SPK Cumhurbaşkanlığı’na Bağlanarak Özerkliğini Tümden Kaybetmiştir
İlk bağımsız üst kurullardan biri olan Sermaye Piyasası Kurulu’nun (SPK) temel görevi yatırımcıları korumak ve bu sayede piyasalara olan güveni arttırarak yatırımcıların korkmadan yatırımlarını gerçekleştirmesini sağlamaktır. Bu amaçla idari ve mali özerkliğe sahip olarak finans piyasaları üzerinde bağımsız düzenleme ve denetleme yapabilme yetkisiyle donatılmıştır.
Ancak yatırımcılara fayda sağlamak suretiyle regülasyon yapan bir kurum olan SPK, Cumhurbaşkanlığı hükümet sistemine geçilmesi ile birlikte özerkliğini tamamıyla kaybedip doğrudan cumhurbaşkanlığına bağlanmıştır. SPK üyeleri artık doğrudan cumhurbaşkanı tarafından atanmaktadır. Temel görevi yatırımcıları korumak ve piyasalara olan güveni arttırmak olan SPK’dan bundan sonra bu görevleri yerine getirebilmesini beklemek saflık olacaktır. Türkiye’de siyasetteki tekelleşme ve merkezileşme, ekonomide de tekelleşme ve merkeziyetçileşmeyi beraberinde getirmektedir. Merkeziyetçileşme ve tekelleşme ise serbest piyasaların ve ekonominin can düşmanıdır. Cumhurbaşkanlığına bağlanmış, üyeleri cumhurbaşkanı tarafından atanan bir SPK, artık yatırımcılara hiç güven veremez, piyasalara olan güveni arttırıp yatırımcıların korkmadan yatırımlarını gerçekleştirmelerini asla sağlayamaz. Şayet siyaset olarak tarif edilen alanda demokrasi yoksa, ekonomi olarak tarif edilen alanda da demokrasi olmaz. Yatırımlar ve güven ortamı demokrasi koşullarında gelişir.

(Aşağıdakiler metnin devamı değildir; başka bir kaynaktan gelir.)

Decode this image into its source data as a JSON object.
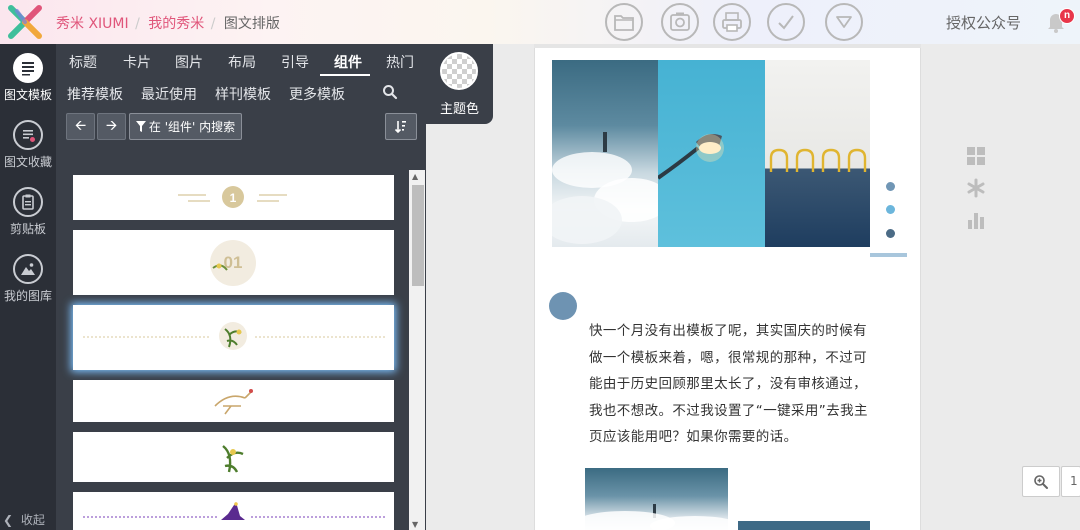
{
  "breadcrumb": {
    "site": "秀米 XIUMI",
    "mine": "我的秀米",
    "current": "图文排版",
    "sep": "/"
  },
  "header": {
    "authorize_label": "授权公众号",
    "notification_badge": "n",
    "toolbar_icons": [
      "folder-icon",
      "camera-icon",
      "printer-icon",
      "check-icon",
      "dropdown-triangle-icon"
    ]
  },
  "rail": {
    "items": [
      {
        "label": "图文模板",
        "icon": "template-list-icon",
        "active": true
      },
      {
        "label": "图文收藏",
        "icon": "favorites-icon",
        "active": false
      },
      {
        "label": "剪贴板",
        "icon": "clipboard-icon",
        "active": false
      },
      {
        "label": "我的图库",
        "icon": "gallery-icon",
        "active": false
      }
    ],
    "collapse_label": "收起"
  },
  "panel": {
    "tabs": [
      "标题",
      "卡片",
      "图片",
      "布局",
      "引导",
      "组件",
      "热门"
    ],
    "active_tab": "组件",
    "subtabs": [
      "推荐模板",
      "最近使用",
      "样刊模板",
      "更多模板"
    ],
    "filter_label": "在 '组件' 内搜索",
    "theme_label": "主题色"
  },
  "templates": [
    {
      "name": "divider-badge-1",
      "badge": "1"
    },
    {
      "name": "badge-01",
      "badge": "01"
    },
    {
      "name": "leaf-divider",
      "badge": ""
    },
    {
      "name": "crane-ornament",
      "badge": ""
    },
    {
      "name": "leaf-ornament",
      "badge": ""
    },
    {
      "name": "witch-hat-divider",
      "badge": ""
    }
  ],
  "document": {
    "paragraph": "快一个月没有出模板了呢，其实国庆的时候有做一个模板来着，嗯，很常规的那种，不过可能由于历史回顾那里太长了，没有审核通过，我也不想改。不过我设置了“一键采用”去我主页应该能用吧？如果你需要的话。",
    "dot_colors": [
      "#7096b5",
      "#6cb6dc",
      "#4b6b86"
    ]
  },
  "colors": {
    "brand_pink": "#e0557a",
    "panel_bg": "#3a3f48",
    "rail_bg": "#2b2f37",
    "accent_blue": "#6e93b2"
  },
  "zoom": {
    "zoom_in_icon": "zoom-in-icon",
    "partial_value": "1"
  }
}
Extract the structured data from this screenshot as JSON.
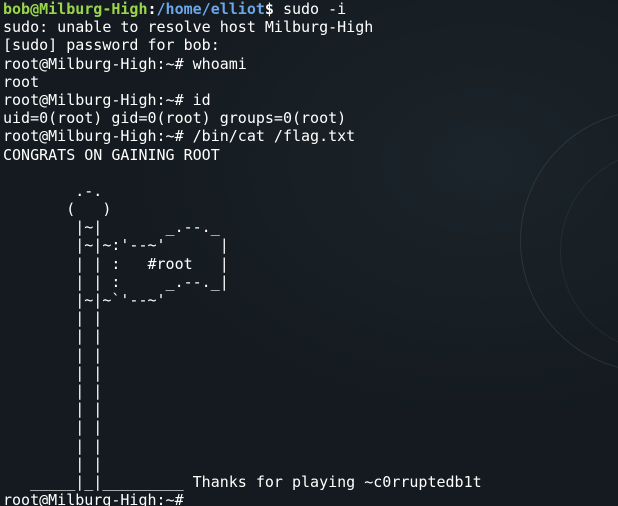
{
  "prompt": {
    "user_host": "bob@Milburg-High",
    "separator": ":",
    "path": "/home/elliot",
    "symbol": "$ ",
    "command": "sudo -i"
  },
  "lines": [
    "sudo: unable to resolve host Milburg-High",
    "[sudo] password for bob:",
    "root@Milburg-High:~# whoami",
    "root",
    "root@Milburg-High:~# id",
    "uid=0(root) gid=0(root) groups=0(root)",
    "root@Milburg-High:~# /bin/cat /flag.txt",
    "CONGRATS ON GAINING ROOT",
    "",
    "        .-.",
    "       (   )",
    "        |~|       _.--._",
    "        |~|~:'--~'      |",
    "        | | :   #root   |",
    "        | | :     _.--._|",
    "        |~|~`'--~'",
    "        | |",
    "        | |",
    "        | |",
    "        | |",
    "        | |",
    "        | |",
    "        | |",
    "        | |",
    "        | |",
    "   _____|_|_________ Thanks for playing ~c0rruptedb1t",
    "root@Milburg-High:~# "
  ]
}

Merkez Bankası Siyasi Baskıya Maruz Kalıyor, İşlevlerini Yerine Getiremiyor
Merkez Bankası’nın başlıca görev alanları fiyat istikrarı ve döviz kuru rejimidir. Bu nedenle Merkez Bankası’nın özerk olması, siyasi etkiye maruz kalmadan kararlar alarak uygulamaya geçirmesi gerekmektedir. Ancak ülkede yükselen popülizm Merkez Bankası’nı da cenderesine almıştır. Siyasi iktidar, ekonomik krizin faturasını üstlenmemiş ve fatura dağıtmaya başlamıştır. Bu fatura dağıtma işleminde Merkez Bankası da payına düşeni almıştır. Cumhurbaşkanı, Merkez Bankasını defalarca hedef almıştır. Merkez Bankası ise kurumsal şemaya uygun davranarak özerk kararlar alamamış, banka bürokrasisi korumacı bir tavra girmiştir. Bu kapsamda, ülkedeki ekonomik kriz derinleşmiştir.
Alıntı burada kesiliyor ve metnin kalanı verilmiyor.